Никому из пассажиров не могло прийти в голову, они в эти минуты подвергались смертельной опасности. В машинной части произошла очень серьезная поломка. Но по виду четырех одетых в мундиры рослых людей, которые тотчас после спуска, улыбаясь и вполголоса переговариваясь, прошли по каюте, никак нельзя было подумать, будто они за несколько минут до того имели основания ждать, что сейчас сгорят заживо вместе со всеми пассажирами. Не заходя в одноэтажное здание, они быстро прошли в ангар, где находились и мастерские.

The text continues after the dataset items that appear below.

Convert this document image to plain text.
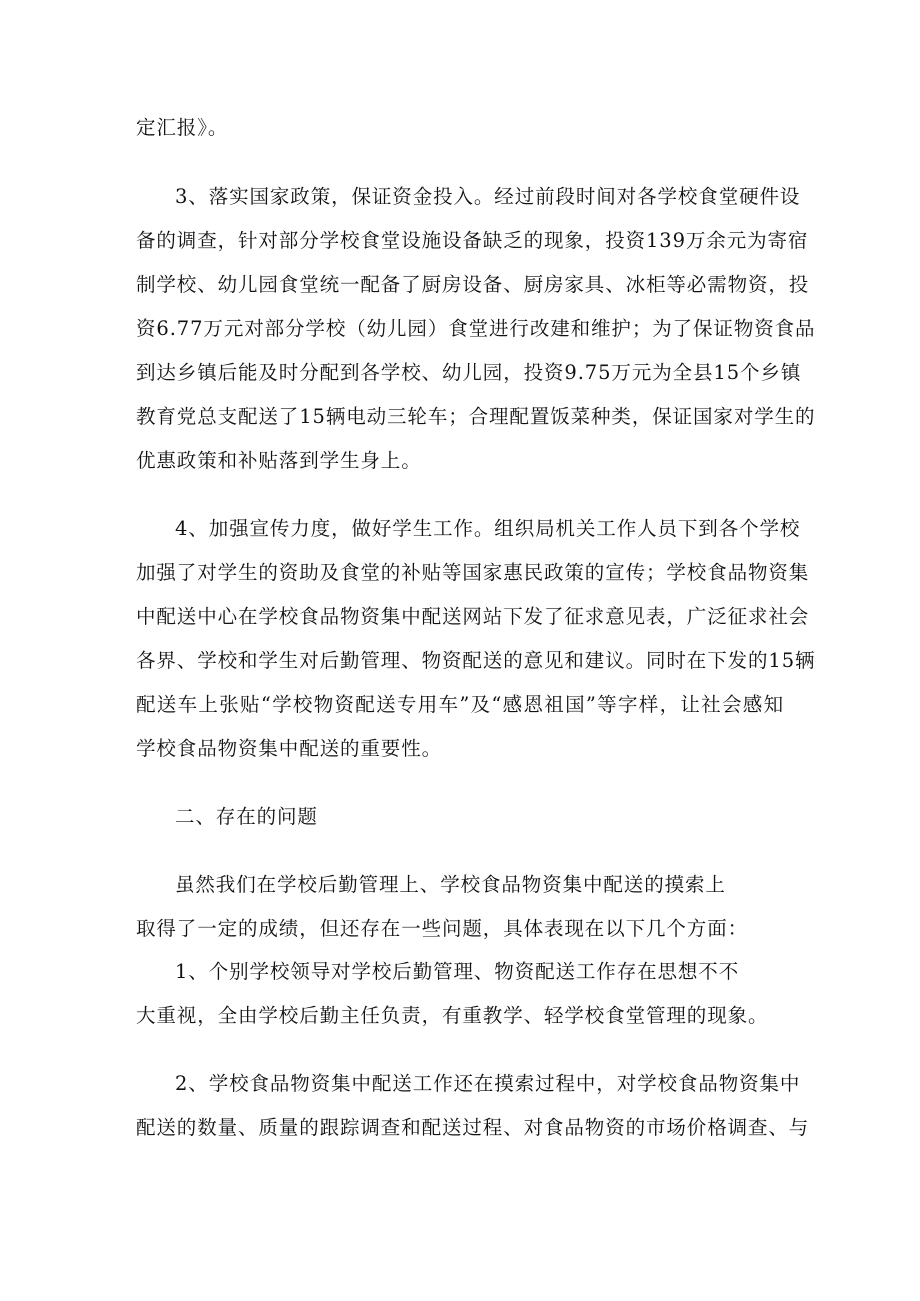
定汇报》。
3、落实国家政策，保证资金投入。经过前段时间对各学校食堂硬件设
备的调查，针对部分学校食堂设施设备缺乏的现象，投资139万余元为寄宿
制学校、幼儿园食堂统一配备了厨房设备、厨房家具、冰柜等必需物资，投
资6.77万元对部分学校（幼儿园）食堂进行改建和维护；为了保证物资食品
到达乡镇后能及时分配到各学校、幼儿园，投资9.75万元为全县15个乡镇
教育党总支配送了15辆电动三轮车；合理配置饭菜种类，保证国家对学生的
优惠政策和补贴落到学生身上。
4、加强宣传力度，做好学生工作。组织局机关工作人员下到各个学校
加强了对学生的资助及食堂的补贴等国家惠民政策的宣传；学校食品物资集
中配送中心在学校食品物资集中配送网站下发了征求意见表，广泛征求社会
各界、学校和学生对后勤管理、物资配送的意见和建议。同时在下发的15辆
配送车上张贴“学校物资配送专用车”及“感恩祖国”等字样，让社会感知
学校食品物资集中配送的重要性。
二、存在的问题
虽然我们在学校后勤管理上、学校食品物资集中配送的摸索上
取得了一定的成绩，但还存在一些问题，具体表现在以下几个方面：
1、个别学校领导对学校后勤管理、物资配送工作存在思想不不
大重视，全由学校后勤主任负责，有重教学、轻学校食堂管理的现象。
2、学校食品物资集中配送工作还在摸索过程中，对学校食品物资集中
配送的数量、质量的跟踪调查和配送过程、对食品物资的市场价格调查、与
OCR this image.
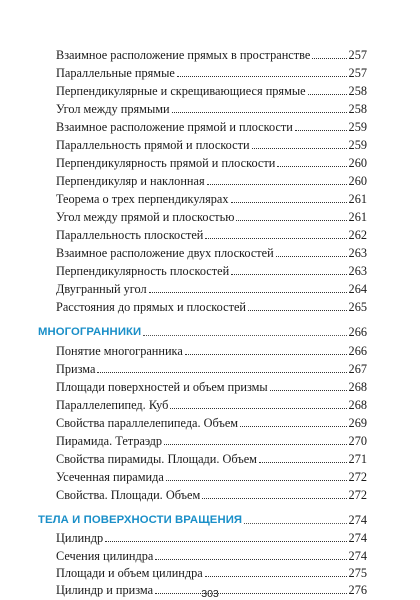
Взаимное расположение прямых в пространстве	257
Параллельные прямые	257
Перпендикулярные и скрещивающиеся прямые	258
Угол между прямыми	258
Взаимное расположение прямой и плоскости	259
Параллельность прямой и плоскости	259
Перпендикулярность прямой и плоскости	260
Перпендикуляр и наклонная	260
Теорема о трех перпендикулярах	261
Угол между прямой и плоскостью	261
Параллельность плоскостей	262
Взаимное расположение двух плоскостей	263
Перпендикулярность плоскостей	263
Двугранный угол	264
Расстояния до прямых и плоскостей	265
МНОГОГРАННИКИ	266
Понятие многогранника	266
Призма	267
Площади поверхностей и объем призмы	268
Параллелепипед. Куб	268
Свойства параллелепипеда. Объем	269
Пирамида. Тетраэдр	270
Свойства пирамиды. Площади. Объем	271
Усеченная пирамида	272
Свойства. Площади. Объем	272
ТЕЛА И ПОВЕРХНОСТИ ВРАЩЕНИЯ	274
Цилиндр	274
Сечения цилиндра	274
Площади и объем цилиндра	275
Цилиндр и призма	276
303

Пассажиры, держась за мокрые перила, осторожно спустились по лесенке с любопытством оглядывались по сторонам. В первый раз за время поездки у всех проскользнуло неприятное, чуть тревожное чувство. Летя над облаками, они и не заметили резкой перемены погоды. По площади перед терминалом, засаженной чахлыми скучными деревьями, холодный ветер гнал столб пыли. По морю тяжело ходили, почти без пены, черные громады. Неприветлив был и голый скалистый островок. У дорожки контролер, подававший аэроплану сигналы, с подчеркнуто беззаботным видом убирал свои флажки. Он видел, что с аэропланом случилось что-то очень нехорошее, и знал, что при пассажирах беспокойства выражать нельзя.

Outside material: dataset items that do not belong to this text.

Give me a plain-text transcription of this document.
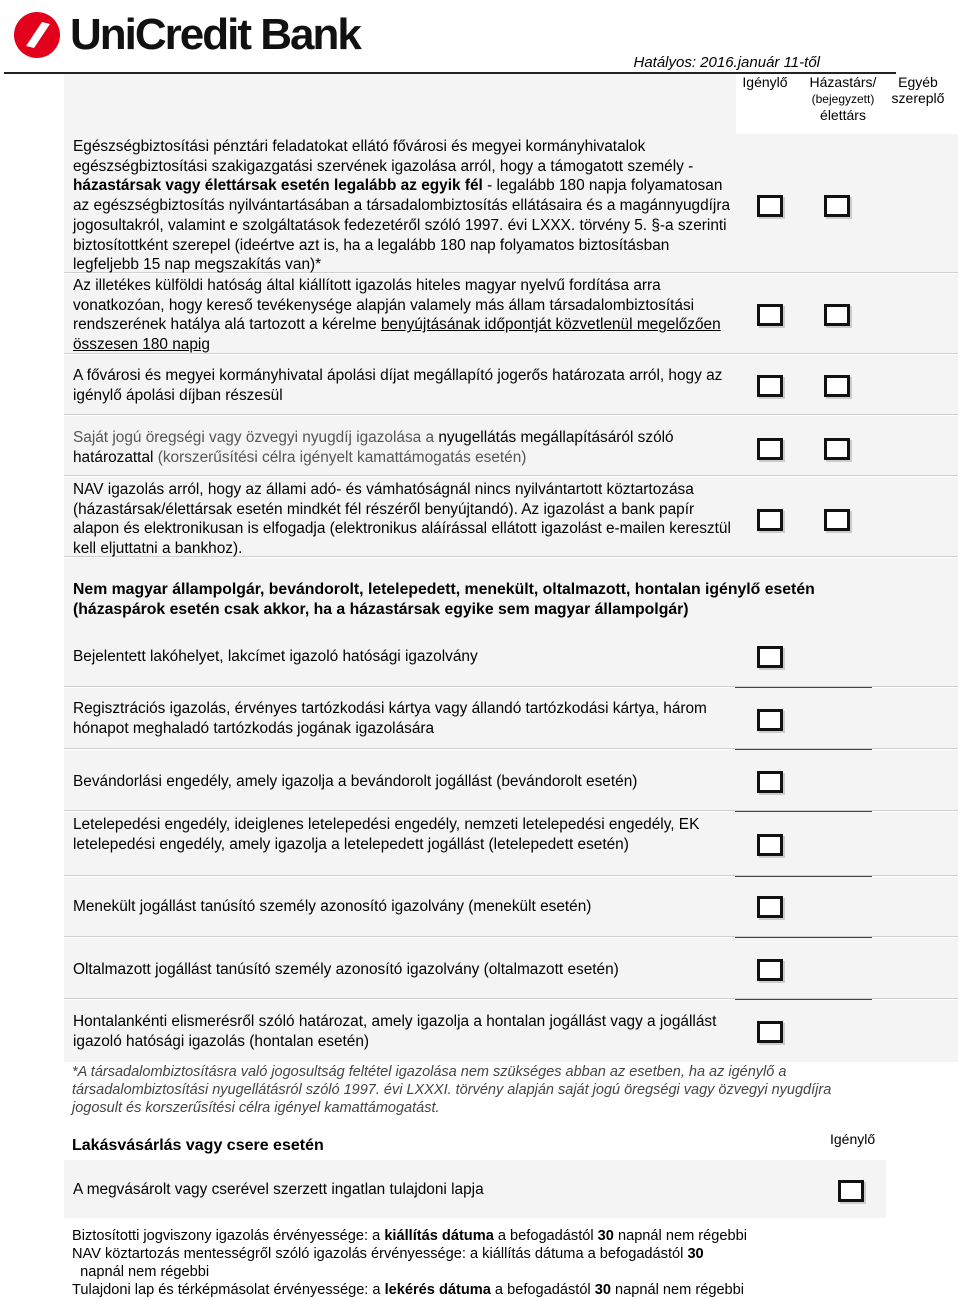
UniCredit Bank
Hatályos: 2016.január 11-től
Igénylő	Házastárs/
(bejegyzett)
élettárs
Egyéb
szereplő
Egészségbiztosítási pénztári feladatokat ellátó fővárosi és megyei kormányhivatalok egészségbiztosítási szakigazgatási szervének igazolása arról, hogy a támogatott személy - házastársak vagy élettársak esetén legalább az egyik fél - legalább 180 napja folyamatosan az egészségbiztosítás nyilvántartásában a társadalombiztosítás ellátásaira és a magánnyugdíjra jogosultakról, valamint e szolgáltatások fedezetéről szóló 1997. évi LXXX. törvény 5. §-a szerinti biztosítottként szerepel (ideértve azt is, ha a legalább 180 nap folyamatos biztosításban legfeljebb 15 nap megszakítás van)*
Az illetékes külföldi hatóság által kiállított igazolás hiteles magyar nyelvű fordítása arra vonatkozóan, hogy kereső tevékenysége alapján valamely más állam társadalombiztosítási rendszerének hatálya alá tartozott a kérelme benyújtásának időpontját közvetlenül megelőzően összesen 180 napig
A fővárosi és megyei kormányhivatal ápolási díjat megállapító jogerős határozata arról, hogy az igénylő ápolási díjban részesül
Saját jogú öregségi vagy özvegyi nyugdíj igazolása a nyugellátás megállapításáról szóló határozattal (korszerűsítési célra igényelt kamattámogatás esetén)
NAV igazolás arról, hogy az állami adó- és vámhatóságnál nincs nyilvántartott köztartozása (házastársak/élettársak esetén mindkét fél részéről benyújtandó). Az igazolást a bank papír alapon és elektronikusan is elfogadja (elektronikus aláírással ellátott igazolást e-mailen keresztül kell eljuttatni a bankhoz).
Nem magyar állampolgár, bevándorolt, letelepedett, menekült, oltalmazott, hontalan igénylő esetén (házaspárok esetén csak akkor, ha a házastársak egyike sem magyar állampolgár)
Bejelentett lakóhelyet, lakcímet igazoló hatósági igazolvány
Regisztrációs igazolás, érvényes tartózkodási kártya vagy állandó tartózkodási kártya, három hónapot meghaladó tartózkodás jogának igazolására
Bevándorlási engedély, amely igazolja a bevándorolt jogállást (bevándorolt esetén)
Letelepedési engedély, ideiglenes letelepedési engedély, nemzeti letelepedési engedély, EK letelepedési engedély, amely igazolja a letelepedett jogállást (letelepedett esetén)
Menekült jogállást tanúsító személy azonosító igazolvány (menekült esetén)
Oltalmazott jogállást tanúsító személy azonosító igazolvány (oltalmazott esetén)
Hontalankénti elismerésről szóló határozat, amely igazolja a hontalan jogállást vagy a jogállást igazoló hatósági igazolás (hontalan esetén)
*A társadalombiztosításra való jogosultság feltétel igazolása nem szükséges abban az esetben, ha az igénylő a társadalombiztosítási nyugellátásról szóló 1997. évi LXXXI. törvény alapján saját jogú öregségi vagy özvegyi nyugdíjra jogosult és korszerűsítési célra igényel kamattámogatást.
Lakásvásárlás vagy csere esetén	Igénylő
A megvásárolt vagy cserével szerzett ingatlan tulajdoni lapja

Biztosítotti jogviszony igazolás érvényessége: a kiállítás dátuma a befogadástól 30 napnál nem régebbi

NAV köztartozás mentességről szóló igazolás érvényessége: a kiállítás dátuma a befogadástól 30
napnál nem régebbi

Tulajdoni lap és térképmásolat érvényessége: a lekérés dátuma a befogadástól 30 napnál nem régebbi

— А все-таки приятно снова очутиться на доброй старой твердой земле, — говорил эссеист.
— Ну, старая твердая земля встречает нас не очень гостеприимно. Сейчас, кажется, хлынет ливень, — сказал профессор.
— И еще неизвестно, что мы сейчас узнаем на старой твердой земле. Вдруг война уже объявлена! — весело сказала дочь дипломата. Отец строго на нее взглянул, точно она выдавала государственную тайну. Старый голландец, одобрительно улыбаясь, закутывал шею жены шелковым шарфом.